Henry III – he was buried in Westminster Abbey, which is appropriate as he rebuilt the original Saxon church into something much grander that we see today. His tomb used to be adorned with jewels but pilgrims and tourists hacked off bits of it over the centuries so only the uppermost part of the tomb glitters anymore.
Edward I followed the new example and was also buried in Westminster Abbey but this time in a very grand but austere tomb. You can still see it today. This king, you may recall, was the vanquisher of Braveheart and a stern but effective ruler. His tomb was opened in 1774 during a rather morbid and gothic phase of grave inspecting that titillated posh society. The king was found to be ‘richly habited, adorned with ensigns of royalty, and almost entire’. At another tomb opening around that time, of a medieval knight, one of the high society people decided to taste the remains of the Middle Ages warrior. Ugh!
Edward II – the last king to preside over the Templars came to a grisly end. Reputedly homosexual, though one can argue that with many historians, it’s alleged that his wife and her lover had him executed with a red hot poker placed somewhere I’d rather not mention! His body was buried in an abbey that then became a place of pilgrimage, in spite of his reputation. In fact, he was so popular in death that the abbey expanded to become Gloucester Cathedral. It’s claimed the presence of his remains stopped Henry VIII shutting the place down but as it didn’t stop him dissolving the other two abbeys I mentioned, I wonder if that’s really true.

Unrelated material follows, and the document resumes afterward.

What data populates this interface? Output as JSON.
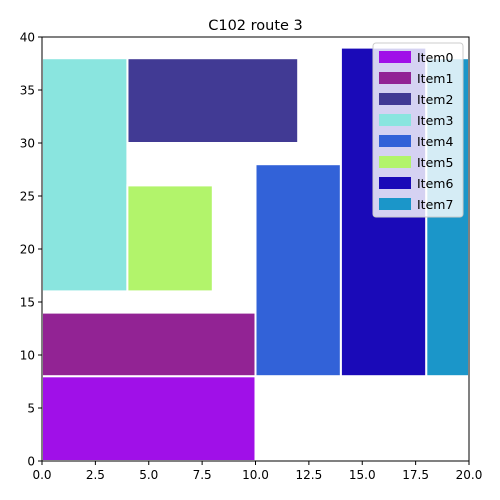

I have always loved historical maps – they never give a wholly accurate view of what the reality was on the ground but they’re fascinating to pore over. And here are some images of Europe and the Middle East at the time of the Knights Templar. What a different world they present!
Going from left to right across Europe, these maps reveal the tempestuous political climate of the period. The Norman aristocracy of England had begun its slow invasion of Ireland as you can see by a smattering of pink on the east coast, Wales and Scotland were still independent and the English crown still claimed vast swathes of what is now France.
The Iberian peninsula is even more striking. Half of it was still under Islamic control – having been completely invaded in the year 711CE. Christian kingdoms like Leon, Castille, Portugal as well as Aragon and Navarre had begun the ‘Reconquest‘ aided by crusaders and Templars from all over Europe.
Central Europe was dominated by the Germanic Holy Roman Empire that stretched down into northern Italy meeting the Norman controlled southern half of the boot. Venice was independent and increasingly challenged the fading power of the Byzantine Empire – which it would eventually deal a huge blow against in the Fourth Crusade of 1204.
Beyond the Byzantines – the Greek speaking inheritor of the eastern Roman empire centred on Constantinople – was the encroaching realms of the Seljuk Turks. The Seljuks had become the dominant force in the Islamic Middle East and would crush crusader controlled Edessa in 1144.